Summary of the problem: The very same windows service program hosting WCF services:
1) Works flawlessly on our Windows Server 2008 server
2) Used to work, but now doesn't work on my laptop
3) Never worked on my new desktop.
I have a windows service that runs WCF WebGet services. This service does NOT use IIS. The service works on our Windows Server 2008 (32 bit) perfectly well. It also used to work just as well on my development laptop, Win7 (32bit).
Then about nine months ago I bought a Win8 64bit workstation as a fall-back development computer. The very same service on our server mentioned above installs correctly using installutil and and starts up fine. However, when I submit a GET REQUEST to the service I get the following response:
"The remote server returned an unexpected response: (405) Method Not Allowed."
To compound things, not having used the services on my laptop (Win7 32bit) for several months, I recently needed to do some development work and where the services used to work on this computer, I now get the same response message as above. I haven't wittingly changed anything on the laptop and the services program was the same as before. Development work is now very cumbersome as I have to copy the new build to the server and test it there.
I originally thought this was an issue with 64bit or Win8, but now the problem has spread to my Win7 32 bit development computer that idea seems less likely. I am beginning to think that this is some kb that our dear friends at Microsoft have pushed out which I religiously install.
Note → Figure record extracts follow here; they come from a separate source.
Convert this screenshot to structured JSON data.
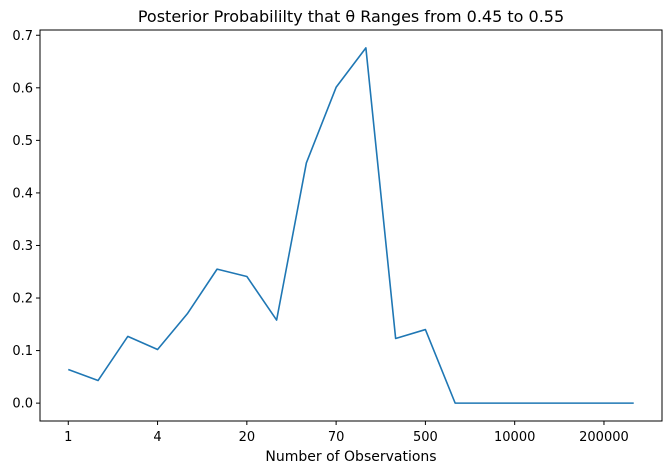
{
  "chart_data": {
    "type": "line",
    "title": "Posterior Probabililty that θ Ranges from 0.45 to 0.55",
    "xlabel": "Number of Observations",
    "ylabel": "",
    "x_tick_labels": [
      "1",
      "4",
      "20",
      "70",
      "500",
      "10000",
      "200000"
    ],
    "ylim": [
      -0.034,
      0.71
    ],
    "y_ticks": [
      0.0,
      0.1,
      0.2,
      0.3,
      0.4,
      0.5,
      0.6,
      0.7
    ],
    "y_tick_labels": [
      "0.0",
      "0.1",
      "0.2",
      "0.3",
      "0.4",
      "0.5",
      "0.6",
      "0.7"
    ],
    "grid": false,
    "series": [
      {
        "color": "#1f77b4",
        "values": [
          0.064,
          0.043,
          0.127,
          0.102,
          0.17,
          0.255,
          0.241,
          0.158,
          0.457,
          0.601,
          0.676,
          0.123,
          0.14,
          0.0,
          0.0,
          0.0,
          0.0,
          0.0,
          0.0,
          0.0
        ]
      }
    ]
  }
}
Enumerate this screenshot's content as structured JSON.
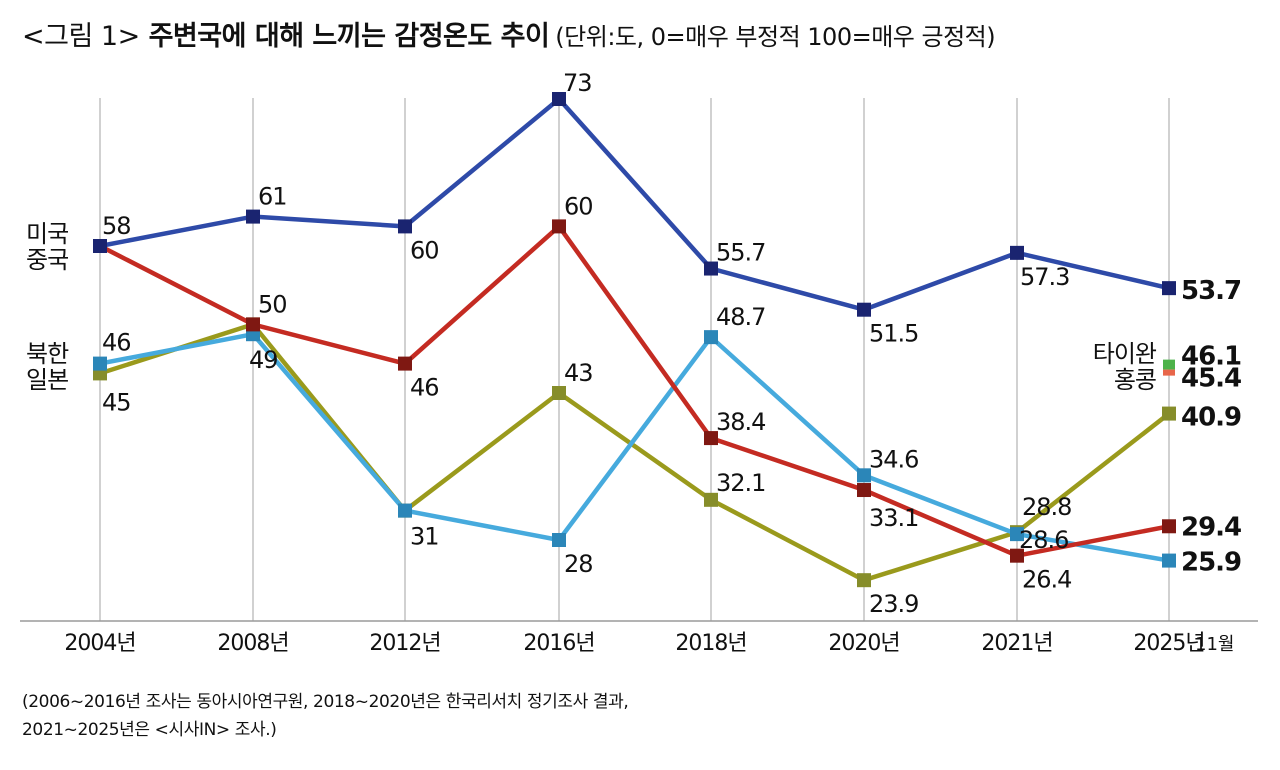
{
  "title": {
    "prefix": "<그림 1>",
    "main": "주변국에 대해 느끼는 감정온도 추이",
    "unit": "(단위:도, 0=매우 부정적 100=매우 긍정적)"
  },
  "footnote": {
    "line1": "(2006~2016년 조사는 동아시아연구원, 2018~2020년은 한국리서치 정기조사 결과,",
    "line2": "2021~2025년은 <시사IN> 조사.)"
  },
  "side_labels": {
    "left_top": [
      "미국",
      "중국"
    ],
    "left_bottom": [
      "북한",
      "일본"
    ],
    "right_mid": [
      "타이완",
      "홍콩"
    ]
  },
  "chart_data": {
    "type": "line",
    "title": "<그림 1> 주변국에 대해 느끼는 감정온도 추이",
    "subtitle": "(단위:도, 0=매우 부정적 100=매우 긍정적)",
    "xlabel": "",
    "ylabel": "",
    "categories": [
      "2004년",
      "2008년",
      "2012년",
      "2016년",
      "2018년",
      "2020년",
      "2021년",
      "2025년"
    ],
    "last_category_suffix": "11월",
    "ylim": [
      19.7,
      73
    ],
    "grid": "vertical",
    "series": [
      {
        "name": "미국",
        "color": "#2e4aa8",
        "marker_color": "#1a2470",
        "values": [
          58,
          61,
          60,
          73,
          55.7,
          51.5,
          57.3,
          53.7
        ],
        "labels": [
          "58",
          "61",
          "60",
          "73",
          "55.7",
          "51.5",
          "57.3",
          "53.7"
        ]
      },
      {
        "name": "중국",
        "color": "#c42b22",
        "marker_color": "#7f1812",
        "values": [
          58,
          50,
          46,
          60,
          38.4,
          33.1,
          26.4,
          29.4
        ],
        "labels": [
          "",
          "50",
          "46",
          "60",
          "38.4",
          "33.1",
          "26.4",
          "29.4"
        ]
      },
      {
        "name": "북한",
        "color": "#9a9a1c",
        "marker_color": "#868d2a",
        "values": [
          45,
          50,
          31,
          43,
          32.1,
          23.9,
          28.8,
          40.9
        ],
        "labels": [
          "45",
          "",
          "",
          "43",
          "32.1",
          "23.9",
          "28.8",
          "40.9"
        ]
      },
      {
        "name": "일본",
        "color": "#46aadd",
        "marker_color": "#2b86b8",
        "values": [
          46,
          49,
          31,
          28,
          48.7,
          34.6,
          28.6,
          25.9
        ],
        "labels": [
          "46",
          "49",
          "31",
          "28",
          "48.7",
          "34.6",
          "28.6",
          "25.9"
        ]
      },
      {
        "name": "타이완",
        "color": "#4db24a",
        "marker_color": "#4db24a",
        "values": [
          null,
          null,
          null,
          null,
          null,
          null,
          null,
          46.1
        ],
        "labels": [
          "",
          "",
          "",
          "",
          "",
          "",
          "",
          "46.1"
        ]
      },
      {
        "name": "홍콩",
        "color": "#e8664a",
        "marker_color": "#e8664a",
        "values": [
          null,
          null,
          null,
          null,
          null,
          null,
          null,
          45.4
        ],
        "labels": [
          "",
          "",
          "",
          "",
          "",
          "",
          "",
          "45.4"
        ]
      }
    ]
  }
}
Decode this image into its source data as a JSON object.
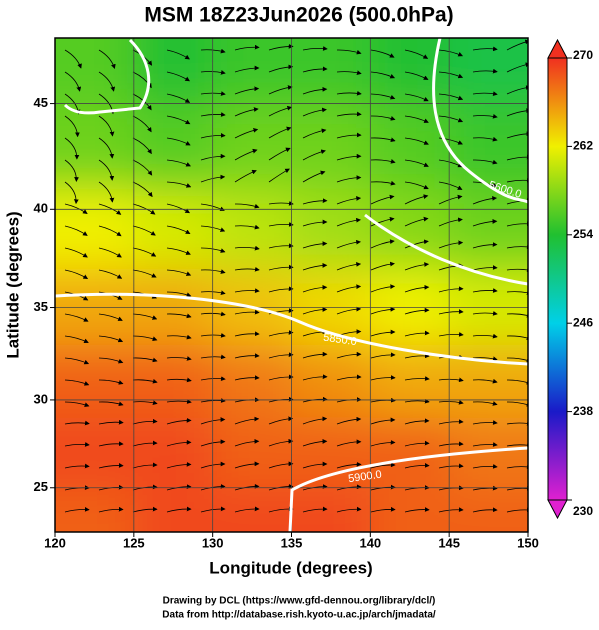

I have read every article I can find but they all hark on about iis. Now I know this looks like an iis response and probably is, but what I want to know is (1) why has my laptop started handling the service requests differently and (2) what can I do to get back to where I was? The answer will no doubt help me work out why the service never worked on my fall-back computer also. It is like something is forcing all my get requests into iis, which I definitely don't want to happen.
The app.config file contains a service trace block, which has reliably worked (when not getting this 405 response). Where I have the 405 response, no entries are made in the service trace log.
I would be immensely grateful for the right help. I should stress that my solution is a windows Service, not a web application and my solution has an app.config file NOT a web.config (as would a web application).